Salah satu saham yang mengalami penurunan signifikan adalah PT Bank Central Asia Tbk (BBCA), yang merosot 1,62 persen menjadi Rp6.075 per lembar. Hal ini membuat BBCA menjadi salah satu pemberat indeks LQ45. Selain itu, saham CASA juga merosot 5,00 persen, diikuti oleh ASII yang melemah 0,83 persen dan ANTM yang turun 1,72 persen. Tekanan ini diperkirakan terkait dengan kondisi makroekonomi yang menantang, termasuk depresiasi nilai tukar Rupiah yang mencapai Rp18.130 terhadap Dolar.

Namun, di tengah tantangan tersebut, terdapat beberapa saham yang justru menunjukkan performa luar biasa. Saham PT Vektor Mobiliti Indonesia Tbk (VKTR) menjadi sorotan utama setelah melesat 24,04 persen, diikuti oleh PT RANS Entertainment Tbk (RANS) yang menguat 4,39 persen. Pergerakan positif ini memberikan harapan bagi investor di sektor konsumer siklikal, yang tercatat melonjak 1,47 persen ke level 895,63.

Dalam konteks ini, penting untuk mencermati daftar saham PER terendah & tertinggi LQ45 (10 Juli 2026), cek data PGAS dan BRPT [titlebase]. Di antara emiten yang perlu diperhatikan, PT Perusahaan Gas Negara Tbk (PGAS) dan PT Barito Pacific Tbk (BRPT) menjadi fokus analis. Meskipun PGAS mengalami fluktuasi, kinerjanya tetap menarik bagi para investor yang mencari peluang jangka panjang di sektor energi dan gas.

Baca juga:

Dalam pekan ini, sejumlah saham juga mencatatkan kenaikan signifikan. Saham PT Nusatama Berkah Tbk (NTBK) mencatatkan kenaikan terbesar dengan lonjakan 112 persen menjadi Rp106 per saham. Selain itu, PT Sekar Bumi Tbk (SKBM) dan PT Estika Tata Tiara Tbk (BEEF) masing-masing melonjak 37,21 persen dan 30,39 persen. Kenaikan ini menunjukkan adanya minat investor yang tinggi terhadap saham-saham tertentu di tengah gejolak pasar.

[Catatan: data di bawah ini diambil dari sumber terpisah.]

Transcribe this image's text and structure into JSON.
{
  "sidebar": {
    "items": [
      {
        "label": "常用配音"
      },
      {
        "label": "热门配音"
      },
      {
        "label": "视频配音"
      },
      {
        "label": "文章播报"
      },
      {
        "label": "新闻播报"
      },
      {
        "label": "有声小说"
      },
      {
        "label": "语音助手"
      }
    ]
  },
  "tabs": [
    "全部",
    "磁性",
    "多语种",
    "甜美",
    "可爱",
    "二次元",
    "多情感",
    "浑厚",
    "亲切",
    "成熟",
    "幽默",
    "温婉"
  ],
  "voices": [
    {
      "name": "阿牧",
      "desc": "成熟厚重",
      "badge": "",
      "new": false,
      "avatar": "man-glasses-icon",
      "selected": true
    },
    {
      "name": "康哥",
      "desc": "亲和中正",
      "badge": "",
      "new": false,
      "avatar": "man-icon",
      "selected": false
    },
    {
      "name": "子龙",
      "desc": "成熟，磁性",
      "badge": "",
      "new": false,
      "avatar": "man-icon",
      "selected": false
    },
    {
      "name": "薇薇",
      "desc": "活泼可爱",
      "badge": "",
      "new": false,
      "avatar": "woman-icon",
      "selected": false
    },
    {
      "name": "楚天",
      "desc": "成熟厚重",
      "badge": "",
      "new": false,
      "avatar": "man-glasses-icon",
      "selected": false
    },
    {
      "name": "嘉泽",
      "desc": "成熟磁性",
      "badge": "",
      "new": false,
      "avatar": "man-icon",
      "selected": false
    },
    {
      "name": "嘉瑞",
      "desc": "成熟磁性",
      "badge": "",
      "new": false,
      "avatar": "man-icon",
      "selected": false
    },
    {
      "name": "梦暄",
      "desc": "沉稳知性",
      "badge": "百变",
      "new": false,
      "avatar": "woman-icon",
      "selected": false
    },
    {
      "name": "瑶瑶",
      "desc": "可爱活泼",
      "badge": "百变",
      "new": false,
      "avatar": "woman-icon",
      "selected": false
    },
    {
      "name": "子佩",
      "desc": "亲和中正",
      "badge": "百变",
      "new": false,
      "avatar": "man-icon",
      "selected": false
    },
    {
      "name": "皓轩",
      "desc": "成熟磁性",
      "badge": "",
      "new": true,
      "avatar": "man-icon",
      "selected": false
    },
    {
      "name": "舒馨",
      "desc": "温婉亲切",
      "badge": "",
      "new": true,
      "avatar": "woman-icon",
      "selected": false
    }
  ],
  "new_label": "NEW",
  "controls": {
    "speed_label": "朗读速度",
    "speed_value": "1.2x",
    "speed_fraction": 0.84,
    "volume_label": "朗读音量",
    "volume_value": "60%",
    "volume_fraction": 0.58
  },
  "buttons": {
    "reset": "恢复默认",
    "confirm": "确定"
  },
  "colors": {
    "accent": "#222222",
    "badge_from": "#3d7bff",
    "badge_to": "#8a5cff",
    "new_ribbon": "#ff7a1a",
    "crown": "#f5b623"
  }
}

Namun, meski ada saham yang mencetak keuntungan, aksi jual dari investor asing tetap menjadi catatan penting. Selama pekan ini, investor asing mencatatkan aksi jual mencapai Rp1,73 triliun, meskipun angka ini lebih rendah dibandingkan minggu sebelumnya yang mencapai Rp2,73 triliun. Total penjualan saham oleh investor asing sepanjang tahun 2026 telah mencapai Rp76,15 triliun.

Secara keseluruhan, pergerakan saham di Bursa Efek Indonesia menunjukkan dinamika yang menarik, dengan daftar saham PER terendah & tertinggi LQ45 (10 Juli 2026), cek data PGAS dan BRPT [titlebase] menjadi indikator penting untuk analisis lebih lanjut. Investor diharapkan dapat lebih bijak dalam mengambil keputusan, mengingat volatilitas yang tinggi dan kondisi ekonomi yang masih menantang.

Baca juga:

Disclaimer: Artikel ini dibuat dengan bantuan AI Gemini/ChatGPT yang dimodifikasi oleh editor untuk kenyamanan pembaca.